I, along with Anne-Marie Feyer and Jane Palmer, have just finished some work for SuperFriend on best practice for the management of psychological claims in the group life insurance sector, due for release in late August/early September.
Lines drawn between doctor & claims assessor
An idea that emerged from the rapid review of best practice claims management we undertook was better demarcation of the role of the doctor and the role of the claims assessor.
Our review found that doctors should provide information related to the following questions:
- What is the diagnosis?
- What is the treatment? Is it evidence based?
- What is it that the claimant can and can’t do?
- What are their job duties?
- What is the employer attitude to RTW?
But decisions about disability and liability belonged with the insurer.
By that evidence, best practice claims management sees the claims assessor role being enhanced, with greater delegation, greater development and greater decision-support so that they, working closely with an empowered claimant, can make decisions and are assessed by their progress towards outcomes.
Carp has a more pragmatic view. He thinks you will always have variation in performance and that intermediary organisations like his can work to manage that and get desired outcomes, such as return to work.
Last year Carp was a nominee for Ernst & Young’s Entrepreneur of the Year. In 2013, UHG was the 19th most innovative company as rated by BRW and in 2014 it had climbed to the 15th position.
Getting smart with forms
Having improved the connection between businesses and health care providers, where communication is initiated by the business, insurer or employer, depending on the service, Carp is now turning his attention to the vexed question of improving communication between health care providers and businesses when it is initiated by one of 50,000 doctors, in the form of a medical certificate.
“Why”, he asked me, “don’t we just adopt a fitness certificate like the one Dame Carol Black developed in the UK, digitise it and use it for all circumstances”. By that he means not have separate certificate requirements for Centrelink, workers compensation, motor accident, DVA, insurers and employers but one smart form.
Carp sees the doctors as his real clients. He recognises that typically workers’ compensation patients form a small part of medical practices and we need to make it as easy as possible for practices to comply.
And what about after that?
I spoke to UHG’s Executive Manager Technology & Digital Innovation, Grant Williamson, when being taken on a tour of its premises in an old warehouse on Chapel St in Prahran.

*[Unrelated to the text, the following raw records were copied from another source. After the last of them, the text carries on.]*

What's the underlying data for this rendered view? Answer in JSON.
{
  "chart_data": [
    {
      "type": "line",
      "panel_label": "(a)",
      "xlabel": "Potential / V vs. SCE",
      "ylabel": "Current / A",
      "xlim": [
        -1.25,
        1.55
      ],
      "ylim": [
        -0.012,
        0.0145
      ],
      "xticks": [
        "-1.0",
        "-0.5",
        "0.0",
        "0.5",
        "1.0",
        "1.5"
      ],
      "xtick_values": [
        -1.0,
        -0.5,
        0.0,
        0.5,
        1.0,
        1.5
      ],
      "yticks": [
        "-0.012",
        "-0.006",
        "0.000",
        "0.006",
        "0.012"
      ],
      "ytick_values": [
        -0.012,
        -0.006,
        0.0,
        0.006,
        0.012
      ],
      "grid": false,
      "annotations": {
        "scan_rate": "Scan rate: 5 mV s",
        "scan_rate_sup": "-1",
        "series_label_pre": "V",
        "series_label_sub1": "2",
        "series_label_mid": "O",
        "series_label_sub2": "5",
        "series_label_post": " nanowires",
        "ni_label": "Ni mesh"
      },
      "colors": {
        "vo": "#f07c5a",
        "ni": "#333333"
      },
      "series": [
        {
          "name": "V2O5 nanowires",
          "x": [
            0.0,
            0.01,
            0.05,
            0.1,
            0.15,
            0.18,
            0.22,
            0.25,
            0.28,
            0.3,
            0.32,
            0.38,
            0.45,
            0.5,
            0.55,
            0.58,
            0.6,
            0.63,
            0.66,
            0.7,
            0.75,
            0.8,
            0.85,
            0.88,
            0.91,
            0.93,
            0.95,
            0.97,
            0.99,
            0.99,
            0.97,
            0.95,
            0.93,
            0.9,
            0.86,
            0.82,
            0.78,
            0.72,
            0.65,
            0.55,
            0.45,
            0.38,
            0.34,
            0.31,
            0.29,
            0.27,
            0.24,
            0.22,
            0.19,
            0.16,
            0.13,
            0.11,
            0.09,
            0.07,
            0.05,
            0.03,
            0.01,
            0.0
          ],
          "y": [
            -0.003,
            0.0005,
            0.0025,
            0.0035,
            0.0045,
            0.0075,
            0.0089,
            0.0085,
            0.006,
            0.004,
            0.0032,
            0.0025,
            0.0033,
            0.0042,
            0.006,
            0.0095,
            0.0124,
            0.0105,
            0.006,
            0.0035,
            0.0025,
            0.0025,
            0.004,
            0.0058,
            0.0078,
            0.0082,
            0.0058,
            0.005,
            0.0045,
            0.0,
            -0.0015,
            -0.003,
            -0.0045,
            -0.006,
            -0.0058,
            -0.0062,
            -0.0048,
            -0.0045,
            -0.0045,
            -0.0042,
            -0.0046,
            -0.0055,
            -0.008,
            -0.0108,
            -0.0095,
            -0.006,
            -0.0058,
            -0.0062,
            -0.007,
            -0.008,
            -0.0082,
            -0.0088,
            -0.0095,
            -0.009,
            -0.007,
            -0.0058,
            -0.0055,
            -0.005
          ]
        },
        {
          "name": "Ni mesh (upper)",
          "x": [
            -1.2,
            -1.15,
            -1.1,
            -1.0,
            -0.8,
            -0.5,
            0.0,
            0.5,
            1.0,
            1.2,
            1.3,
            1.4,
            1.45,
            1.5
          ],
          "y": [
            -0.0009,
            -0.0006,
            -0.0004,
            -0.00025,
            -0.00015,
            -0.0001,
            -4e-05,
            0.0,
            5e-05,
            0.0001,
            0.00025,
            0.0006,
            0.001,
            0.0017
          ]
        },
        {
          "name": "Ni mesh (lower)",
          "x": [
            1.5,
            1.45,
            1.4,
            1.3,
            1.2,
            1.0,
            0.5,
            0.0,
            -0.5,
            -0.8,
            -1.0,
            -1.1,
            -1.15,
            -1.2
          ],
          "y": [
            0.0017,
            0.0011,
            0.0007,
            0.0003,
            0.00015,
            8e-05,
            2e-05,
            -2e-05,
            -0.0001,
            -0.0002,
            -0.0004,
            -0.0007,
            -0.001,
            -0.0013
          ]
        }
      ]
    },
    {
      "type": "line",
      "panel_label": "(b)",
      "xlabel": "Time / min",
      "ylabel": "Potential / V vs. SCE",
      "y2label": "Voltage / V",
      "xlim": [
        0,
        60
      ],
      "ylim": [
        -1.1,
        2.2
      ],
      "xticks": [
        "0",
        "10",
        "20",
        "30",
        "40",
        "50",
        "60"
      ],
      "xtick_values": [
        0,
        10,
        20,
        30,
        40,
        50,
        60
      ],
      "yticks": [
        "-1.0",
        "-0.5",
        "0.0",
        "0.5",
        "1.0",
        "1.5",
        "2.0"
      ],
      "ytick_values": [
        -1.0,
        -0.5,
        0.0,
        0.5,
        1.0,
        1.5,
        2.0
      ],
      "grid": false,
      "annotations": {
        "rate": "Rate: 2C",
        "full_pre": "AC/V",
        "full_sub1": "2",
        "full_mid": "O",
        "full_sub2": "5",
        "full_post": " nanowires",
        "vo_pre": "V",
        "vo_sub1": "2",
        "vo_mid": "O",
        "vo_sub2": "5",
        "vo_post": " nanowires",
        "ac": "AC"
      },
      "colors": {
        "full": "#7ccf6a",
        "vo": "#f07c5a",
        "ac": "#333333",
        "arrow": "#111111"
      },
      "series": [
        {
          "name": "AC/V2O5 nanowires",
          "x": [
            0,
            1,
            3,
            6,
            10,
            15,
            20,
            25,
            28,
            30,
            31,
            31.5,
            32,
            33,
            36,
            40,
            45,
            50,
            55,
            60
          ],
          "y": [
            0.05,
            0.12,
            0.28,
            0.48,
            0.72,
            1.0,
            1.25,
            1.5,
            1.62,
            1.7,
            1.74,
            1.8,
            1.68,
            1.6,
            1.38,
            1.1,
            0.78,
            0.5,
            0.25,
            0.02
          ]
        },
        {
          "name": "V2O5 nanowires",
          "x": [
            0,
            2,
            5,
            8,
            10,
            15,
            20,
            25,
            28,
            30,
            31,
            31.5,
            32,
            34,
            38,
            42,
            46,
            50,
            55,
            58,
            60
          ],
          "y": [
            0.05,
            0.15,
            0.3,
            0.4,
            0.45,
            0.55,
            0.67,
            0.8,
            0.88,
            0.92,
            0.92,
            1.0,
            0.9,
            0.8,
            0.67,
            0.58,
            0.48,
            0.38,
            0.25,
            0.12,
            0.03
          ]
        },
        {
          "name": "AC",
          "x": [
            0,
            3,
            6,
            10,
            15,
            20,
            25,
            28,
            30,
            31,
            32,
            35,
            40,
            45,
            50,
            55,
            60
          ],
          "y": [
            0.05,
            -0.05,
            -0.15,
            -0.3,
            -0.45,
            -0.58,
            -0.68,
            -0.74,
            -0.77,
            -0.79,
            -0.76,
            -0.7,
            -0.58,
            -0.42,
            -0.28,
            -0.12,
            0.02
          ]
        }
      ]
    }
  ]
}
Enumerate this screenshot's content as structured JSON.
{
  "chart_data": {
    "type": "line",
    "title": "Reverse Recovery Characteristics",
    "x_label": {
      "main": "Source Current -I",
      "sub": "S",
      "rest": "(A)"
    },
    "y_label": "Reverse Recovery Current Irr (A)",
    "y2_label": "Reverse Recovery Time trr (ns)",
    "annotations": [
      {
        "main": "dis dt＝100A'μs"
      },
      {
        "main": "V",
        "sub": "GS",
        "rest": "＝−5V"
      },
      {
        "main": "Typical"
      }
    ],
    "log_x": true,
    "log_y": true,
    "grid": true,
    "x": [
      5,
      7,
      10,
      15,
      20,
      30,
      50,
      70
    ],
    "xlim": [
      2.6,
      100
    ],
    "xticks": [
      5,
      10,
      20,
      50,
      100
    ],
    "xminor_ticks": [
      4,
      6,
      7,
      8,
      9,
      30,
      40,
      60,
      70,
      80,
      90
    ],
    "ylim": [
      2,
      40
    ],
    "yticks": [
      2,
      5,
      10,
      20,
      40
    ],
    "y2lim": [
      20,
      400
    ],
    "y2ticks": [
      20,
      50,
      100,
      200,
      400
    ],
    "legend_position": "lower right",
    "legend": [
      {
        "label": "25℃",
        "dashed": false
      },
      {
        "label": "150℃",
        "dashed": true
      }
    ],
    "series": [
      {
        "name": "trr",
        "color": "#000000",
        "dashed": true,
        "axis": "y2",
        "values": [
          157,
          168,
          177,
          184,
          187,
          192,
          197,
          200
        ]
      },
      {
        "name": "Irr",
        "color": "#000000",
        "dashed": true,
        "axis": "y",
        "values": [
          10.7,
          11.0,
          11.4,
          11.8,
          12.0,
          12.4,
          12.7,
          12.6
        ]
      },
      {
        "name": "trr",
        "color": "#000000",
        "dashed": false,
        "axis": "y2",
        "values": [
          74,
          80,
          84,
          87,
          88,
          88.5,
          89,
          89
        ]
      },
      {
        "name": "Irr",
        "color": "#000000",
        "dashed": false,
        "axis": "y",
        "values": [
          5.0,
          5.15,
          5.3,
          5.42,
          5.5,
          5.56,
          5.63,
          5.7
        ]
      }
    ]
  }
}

Williamson can see great potential in analysing de-identified data from the millions of records that have passed through medEbridge and learning from it, such as ways to develop criteria for triaging cases or providing decision support for injury management.
This is another area that emerged in our work for SuperFriend’s best practice claims management rapid review. I hope he can do it within existing resources, as his boss didn’t seem so sure, saying, “I have found it is usually easier to fix a problem with the existing process than to introduce something new but we are always looking to innovate.”
At the end of the afternoon Carp said to me, “You and I are on the same page. It is just that you are driving innovative change through policy and we are working at it practically, on the ground”.
Indeed you are Dr Brandon Carp, you, and other innovators, are changing our world from the ground up.
UHG’s 10 guiding principles
- Live by our values
- Growth is a measure of strength & a requirement for survival
- Business to business health services are our focus
- Information is wisdom & valuable
- Seek blue oceans, disrupt existing markets & always look for a better way
- Focus on the customer & all else will follow
- Innovative technology is a core enabler & differentiator
- Positively impact the medical community
- Enjoy the journey
- Act with professional integrity
 By the way Comcare is about to go with such an approach in the ACT.
Niki Ellis, Adjunct Professor, Institute for Safety, Compensation and Recovery Research and Department of Epidemiology and Preventive Medicine, Monash University.